The fact that Manning has taken this group and put them near the top of the league in scoring offense is nothing short of amazing.
The Giants defense is similarly a one man show, and they have to be particularly disappointed with the performance of their defensive line this year. The Giants thought their linebackers would be a problem area going into the season and they have actually held up pretty well, if only because their two established LBs, Mathias Kiwianuka and Michael Boley, are finally healthy. The secondary was supposed to be a disaster zone, and at least the return of Prince Amukamara can give the Giants two quality corners on the outside of their defense with Amukamara and Corey Webster.
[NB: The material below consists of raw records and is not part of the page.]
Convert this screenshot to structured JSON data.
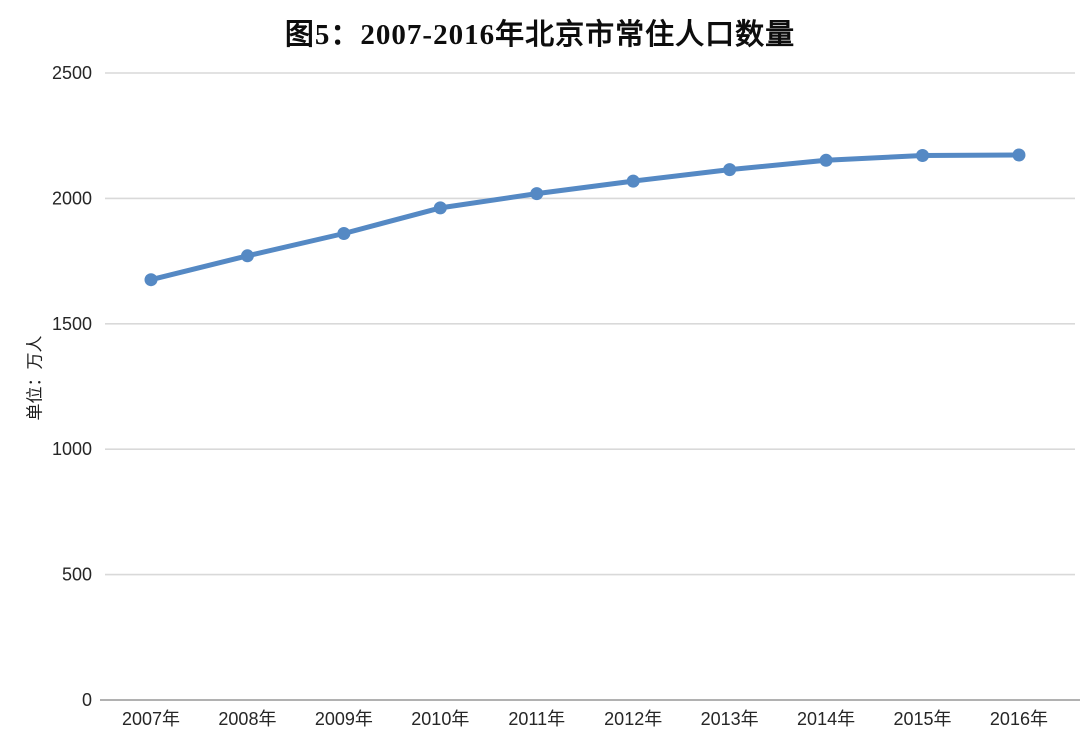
{
  "page": {
    "background": "#ffffff"
  },
  "chart_data": {
    "type": "line",
    "title": "图5：2007-2016年北京市常住人口数量",
    "xlabel": "",
    "ylabel": "单位：万人",
    "categories": [
      "2007年",
      "2008年",
      "2009年",
      "2010年",
      "2011年",
      "2012年",
      "2013年",
      "2014年",
      "2015年",
      "2016年"
    ],
    "values": [
      1676,
      1771,
      1860,
      1962,
      2019,
      2069,
      2115,
      2152,
      2171,
      2173
    ],
    "ylim": [
      0,
      2500
    ],
    "yticks": [
      0,
      500,
      1000,
      1500,
      2000,
      2500
    ],
    "grid": true,
    "legend": "none",
    "marker": "circle",
    "colors": {
      "line": "#5589c4",
      "marker": "#5589c4",
      "gridline": "#d9d9d9",
      "axis_line": "#a6a6a6",
      "tick_text": "#262626",
      "title_text": "#0d0d0d"
    }
  }
}
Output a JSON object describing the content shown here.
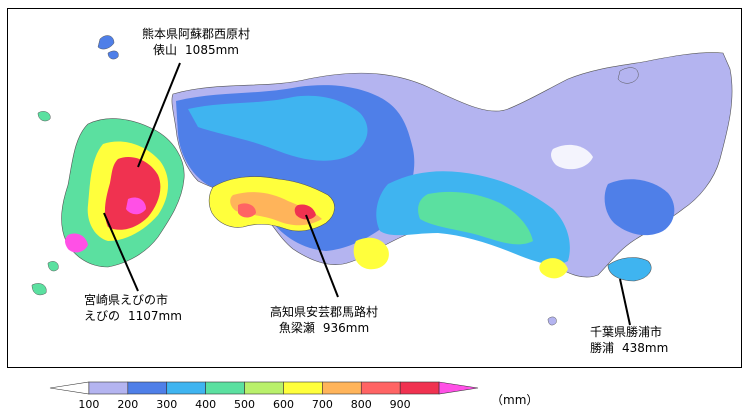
{
  "annotations": [
    {
      "place": "熊本県阿蘇郡西原村",
      "station": "俵山",
      "value": "1085mm"
    },
    {
      "place": "宮崎県えびの市",
      "station": "えびの",
      "value": "1107mm"
    },
    {
      "place": "高知県安芸郡馬路村",
      "station": "魚梁瀬",
      "value": "936mm"
    },
    {
      "place": "千葉県勝浦市",
      "station": "勝浦",
      "value": "438mm"
    }
  ],
  "legend": {
    "unit": "（mm）",
    "ticks": [
      "100",
      "200",
      "300",
      "400",
      "500",
      "600",
      "700",
      "800",
      "900"
    ],
    "colors": [
      "#ffffff",
      "#b4b4f0",
      "#4f7fe8",
      "#3fb4f0",
      "#5be0a0",
      "#b9f06b",
      "#ffff3c",
      "#ffb45a",
      "#ff6464",
      "#f03250",
      "#ff50e6"
    ]
  },
  "colors": {
    "land_low": "#b4b4f0",
    "land_mid": "#4f7fe8",
    "land_cyan": "#3fb4f0",
    "land_green": "#5be0a0",
    "land_yellow": "#ffff3c",
    "land_red": "#f03250",
    "land_magenta": "#ff50e6",
    "sea": "#ffffff"
  }
}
Safety has been a disaster zone ever since the team signed Antrel Rolle, who in my estimation continues to do nothing worthy of continued employment. Deon Grant is cooked as a pro player. And Kenny Phillips is a good NFL strong safety, but he’s not LaRon Landry or Tyvon Branch, much less Troy Polamalu. Aaron Ross might be having a better season than anyone associated with the Giants could have expected, but defensive coordinator Perry Fewell’s largest challege has been to try to cover NFL offenses with only three NFL caliber players in the defensive secondary.
But the strength of the Giants DL was supposed to be a great equalizer. Dallas castoff Chris Canty has not worked out as a free agent signing. The Giants have managed to give undrafted Dave Tollefson over 400 snaps. Justin Tuck has had a shockingly weak season. Osi Umenyiora hasn’t played much in a year where the Giants have really needed him. On the other side, Linval Joseph is about where you would have expected him to be in his second year, a minor impact player with some upside. Rocky Bernard has worn down, and he is 32 years old. The defensive line has not been a good group this year.
But the key to the game for the Redskins is doing what the Cowboys and Packers have been completely unable to do: slow down Jason Pierre-Paul. I didn’t think JPP would be much of a pass rusher in the NFL when he came out of USF two years ago, though I knew he’d be a physical force and tough to move in the run game. But just 29 games in, Pierre-Paul has a set of moves that are superior to those of Brian Orakpos, and he will be tough for any team to stop. Across from him you have Willie Smith, making his first career start. That’s, uh, a mismatch. If the Redskins lose this game, it’s because they could not win this matchup. The Redskins have never been cavalier about using play action to limit the moves of opposing rushers, but this is a week where I worry that even with a Roy Helu, Willie Smith double team, the Redskins may still not have enough time to push the ball down field.
Of course, the Giants are aware that in the event that Jason Pierre-Paul shows up without his best moves, then the Redskins are probably a better than 50-50 bet to win this game. This is very much a two man team the Redskins will face in New Jersey on Sunday. And while those two players are better than anyone on the Redskins, the Giants clearly are facing depth issues as strong as the ones the Redskins are overcoming, and the Redskins could be just a draft or two away from having a stronger roster than the one the New York Giants are bringing into a critical December showdown.